Article de Libération du samedi 20 octobre 2012 : interview de Catherine Wihtol de Wenden, membre du Comité central de la LDH : « Cela peut mieux enraciner les étrangers »

Veuillez trouver ci-dessous une interview de Catherine Wihtol de Wenden, membre du Comité central de la LDH, sur la question du droit de vote des étrangers aux élections locales, intitulée « Cela peut mieux enraciner les étrangers », publiée dans Libération, le samedi 20 octobre, et également disponible sur liberation.fr.

Interview pour Catherine Wihtol de Wenden, politologue, le vote favorise l’insertion
_ Par JONATHAN BOUCHET-PETERSEN

Politologue et sociologue, Catherine Wihtol de Wenden, directrice de recherche au CNRS-Ceri, dénonce les arguments utilisés par les opposants au droit de vote des étrangers.

Comment expliquer la frilosité des socialistes à accorder le droit de vote des étrangers aux élections locales ?

D’abord par les sondages. Deux tiers des Français étaient pour l’octroi de ce droit il y a un an, ils ne sont plus qu’un tiers aujourd’hui. Le gouvernement s’abrite derrière l’opinion publique en disant que ce n’est pas le moment puisque la demande n’est pas forte. Mais à ce petit jeu ce n’est jamais le moment, et ça fait trente ans que la gauche porte cette promesse sans la tenir.

La droite pointe le risque d’un vote «communautariste»…

Elle a inventé cet argument car elle ne peut plus sérieusement invoquer un lien prétendument indissociable entre citoyenneté et nationalité. Depuis Maastricht, en 1992, le droit de vote local et l’éligibilité ont été accordés aux étrangers communautaires dans le cadre de la définition de la citoyenneté européenne. L’obstacle constitutionnel liant citoyenneté et nationalité est alors tombé.

Quels sont les enseignements des nombreux exemples à l’étranger ?

Aucune expérience n’a montré une quelconque montée du communautarisme. La droite entretient là un fantasme. En France, toutes les études ont montré que le vote des enfants d’étrangers est d’abord un vote de classe : les plus insérés, ceux appartenant aux catégories les plus élevées, comme les Chinois entrepreneurs ayant acquis la nationalité française, ont un vote conservateur, tandis que les enfants d’étrangers, plutôt issus de la culture ouvrière, quand ils votent, se tournent en priorité vers le PS. En Belgique, aux Pays-Bas, le vote des étrangers non communautaires correspond à ce clivage. Et, en France, toutes les tentatives de candidatures «communautaristes» à des élections municipales ont échoué.

Manuel Valls a-t-il raison d’assurer qu’accorder ce droit ne serait «pas un élément puissant d’intégration» ?
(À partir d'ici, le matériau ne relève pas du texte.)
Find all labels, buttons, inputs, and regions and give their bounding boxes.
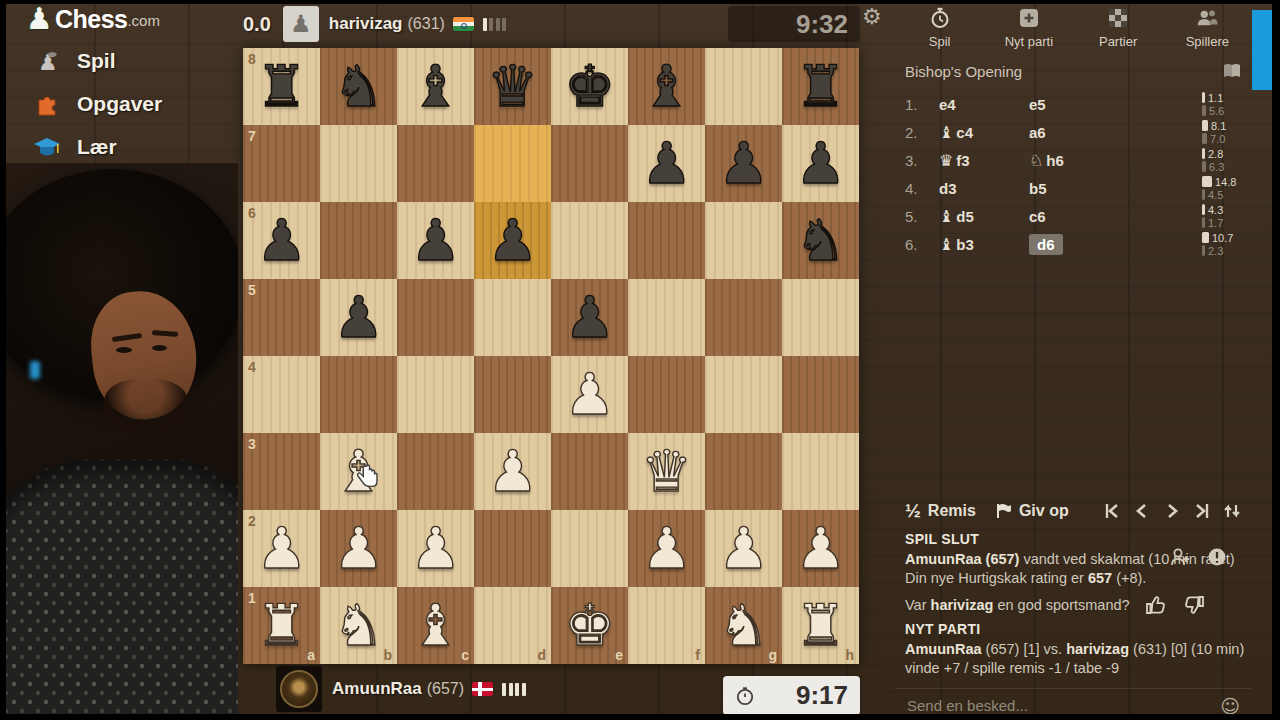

Cela peut mieux enraciner localement les étrangers dans les affaires qui les concernent. C’est tout le sens de la citoyenneté de résidence, fondée sur la participation aux affaires de la cité. Et n’oublions pas que cette mesure concerne d’abord des parents étrangers de citoyens français. Actuellement, ils ont de fait moins de droits que leurs enfants, ce qui ne renforce par leur autorité. Leur donner ce droit permettrait aussi d’inclure dans un processus de participation politique des populations qui vivent bien souvent l’exclusion au quotidien. De plus, quelle est la légitimité démocratique d’un maire quand celui-ci n’est élu que par une toute petite partie de sa population comme c’est le cas dans certaines villes de Seine-Saint-Denis ? Enfin, une vraie inégalité s’est créée entre Européens et non-Européens : un Algérien qui habite en France depuis trente ans a ainsi moins de droits qu’un Allemand qui est là depuis cinq ans.

La droite insiste aussi sur la réciprocité…

Ceux qui s’accrochent à la réciprocité sont ceux qui défendent le lien entre nationalité et citoyenneté. D’un côté, il y a ceux qui se placent dans le droit fil de la Révolution française et de la Constituante, à laquelle de nombreux citoyens mais non français, comme Thomas Paine, ont participé. Et, de l’autre, il y a ceux qui sont dans l’héritage de la IIIe République, période où a été rendue indissoluble l’alliance entre le citoyen et le national, loin de la définition issue des Lumières. Manuel Valls appartient clairement à ce deuxième camp.